The party’s bosses are delighted about a rumour, first reported by the Wall Street Journal, that the US may pull out some 9,500 of the 34,500 American troops stationed in Germany, and then cap their numbers at 25,000. Dietmar Bartsch, the Left’s caucus leader, suggested that Germany should instead urge the US to withdraw all its forces, and get it to take home American nukes as well. In Moscow, President Vladimir Putin must be wondering at his luck.
As with other bluster emanating from the White House under President Donald Trump, this threatened drawdown may never happen. One reason is that it would simply be too stupid from a strategic and logistical perspective, as American experts such as Ben Hodges, a former commander of the US Army in Europe, have pointed out.
That’s because the Americans are there not only to deter Russian aggression, which they could also do from Poland — whose prime minister immediately put up his hand to accommodate any surplus US troops. The “Amis,” as Germans call the American forces, also use Germany as their hub for missions in the Middle East and Africa. GIs flying to or from Iraq and Afghanistan, for example, pass through Ramstein, the biggest US airbase on foreign soil. If wounded, they get treated at nearby Landstuhl.
Some veterans of the ever-turbulent US-German relationship are therefore rolling their eyes. It’s possible that Trump is just having another tantrum about German Chancellor Angela Merkel, who recently said she wouldn’t attend a G7 summit Trump was planning to host, and whom Trump seems to scorn as his symbolic nemesis. The rumour could also be a Parthian shot by Richard Grenell, the outgoing US ambassador to Germany, who feels snubbed by the Berlin establishment.
Others, looking beyond the Trump years, see a possible drawdown as another episode in the increasing estrangement between the US and Germany. John Kornblum, a US ambassador in the Clinton era, notes that Washington has for decades been reducing troop numbers in Germany — which peaked in the 1960s at 274,000 — but usually with much less media attention. Trump, Kornblum adds, “joins the last three presidents” in criticising Germany’s part in NATO’s joint defense planning.
Germany has indeed been a disappointing ally. It’s long spent far less on its own military than NATO members have pledged. If it ever came to a hot war, its army would be a joke. Germany also has a tin ear to its friends’ other worries.
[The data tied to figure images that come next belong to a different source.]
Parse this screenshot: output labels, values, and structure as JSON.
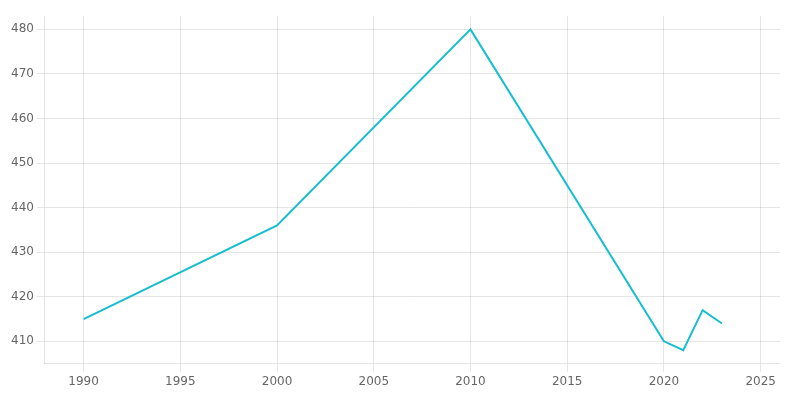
{
  "chart_data": {
    "type": "line",
    "x": [
      1990,
      2000,
      2010,
      2020,
      2021,
      2022,
      2023
    ],
    "values": [
      415,
      436,
      480,
      410,
      408,
      417,
      414
    ],
    "color": "#17BECF",
    "xlim": [
      1988,
      2026
    ],
    "ylim": [
      405,
      483
    ],
    "xticks": [
      1990,
      1995,
      2000,
      2005,
      2010,
      2015,
      2020,
      2025
    ],
    "yticks": [
      410,
      420,
      430,
      440,
      450,
      460,
      470,
      480
    ],
    "grid": true
  }
}
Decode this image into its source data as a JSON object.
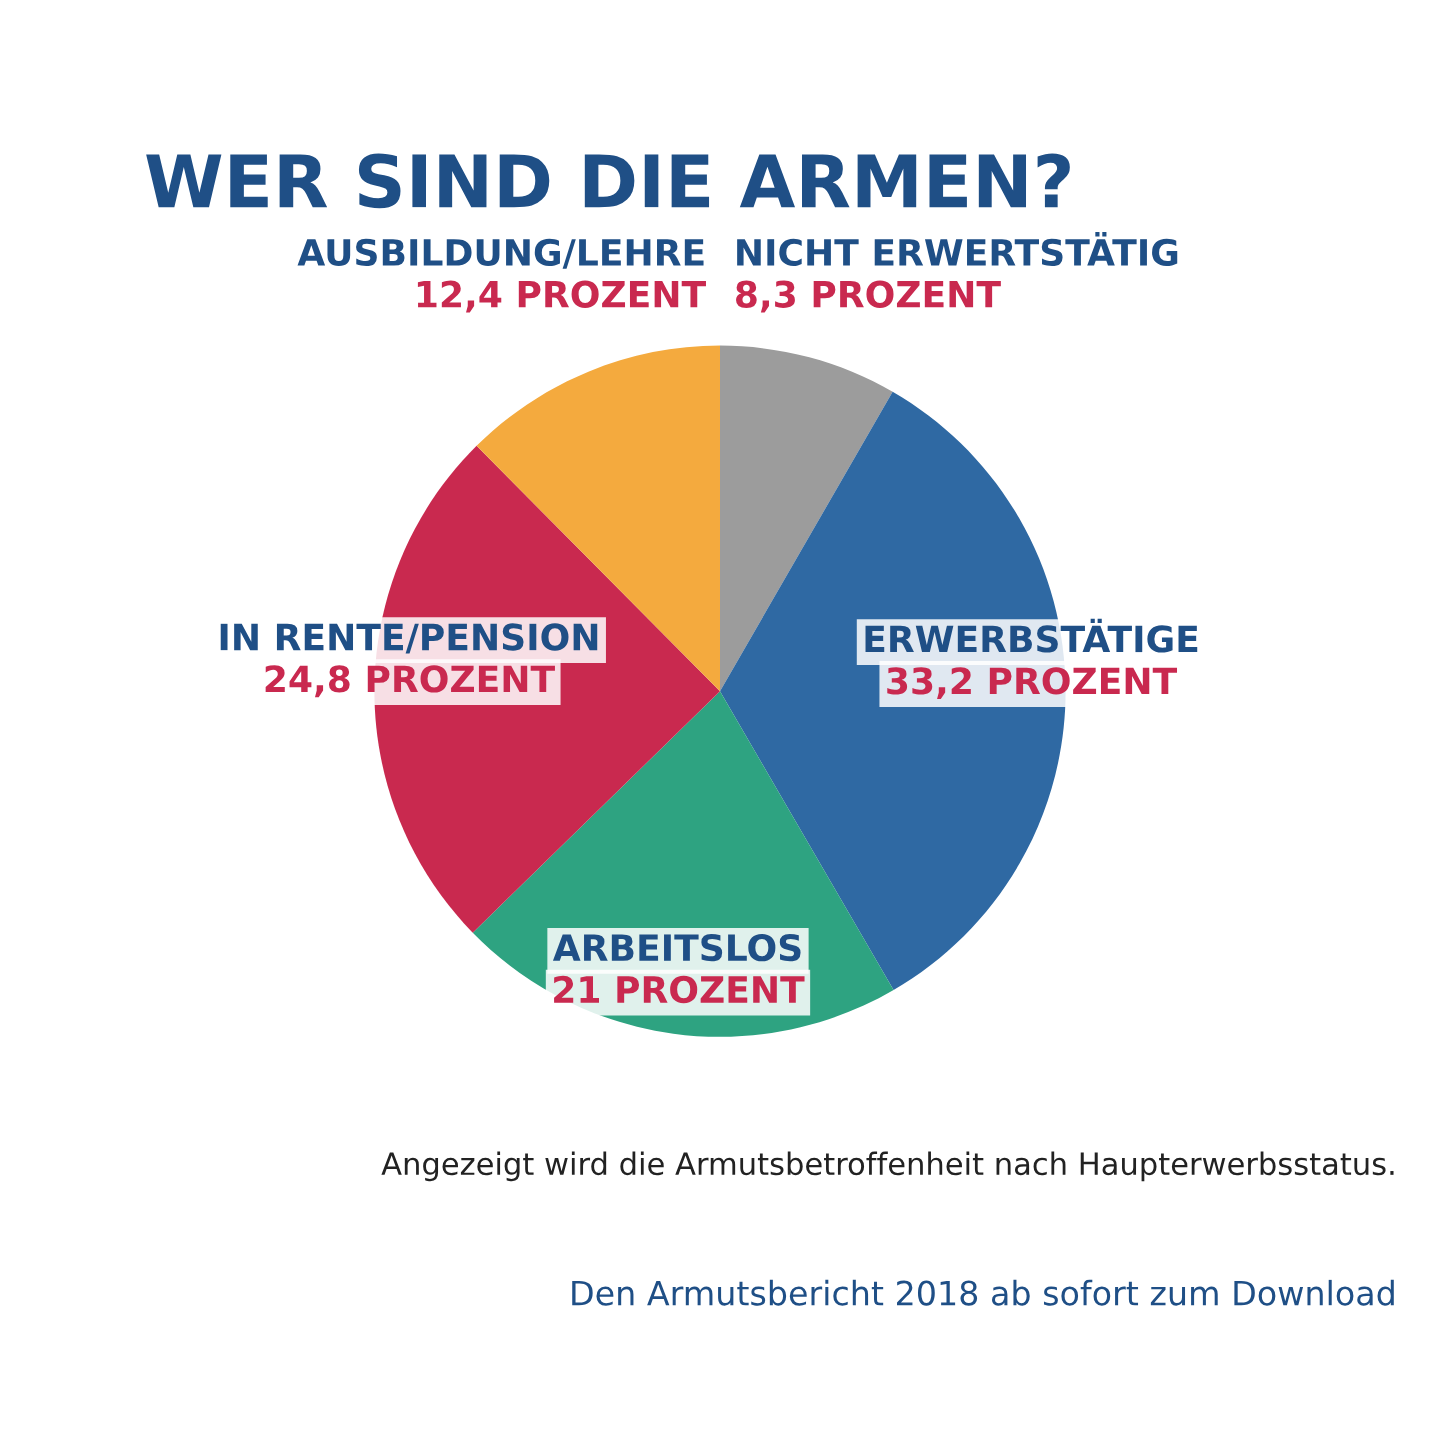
{
  "chart_data": {
    "type": "pie",
    "title": "WER SIND DIE ARMEN?",
    "categories": [
      "NICHT ERWERTSTÄTIG",
      "ERWERBSTÄTIGE",
      "ARBEITSLOS",
      "IN RENTE/PENSION",
      "AUSBILDUNG/LEHRE"
    ],
    "values": [
      8.3,
      33.2,
      21,
      24.8,
      12.4
    ],
    "value_labels": [
      "8,3 PROZENT",
      "33,2 PROZENT",
      "21 PROZENT",
      "24,8 PROZENT",
      "12,4 PROZENT"
    ],
    "colors": [
      "#9c9c9c",
      "#2f69a3",
      "#2ea381",
      "#c9294f",
      "#f4aa3e"
    ],
    "annotations": [
      "Angezeigt wird die Armutsbetroffenheit nach Haupterwerbsstatus.",
      "Den Armutsbericht 2018 ab sofort zum Download"
    ]
  }
}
For example, it insists on forging ahead with Nord Stream 2, a second gas pipeline through the Baltic connecting Russia and Germany. Allies from Warsaw to Washington think this would make western Europe more reliant on Russian energy and eastern Europe more vulnerable.
But none of this should distract from the disaster that Trump has been for the transatlantic alliance, and the even bigger catastrophe that a break between the US and Germany would be. Since World War II, German reconstruction, rehabilitation and reunification, as well as European integration, have only been possible thanks to the protection offered by America. That’s why I’ve argued that, not only strategically but also psychologically, losing the US to Trump has for Germans felt “like losing a father.”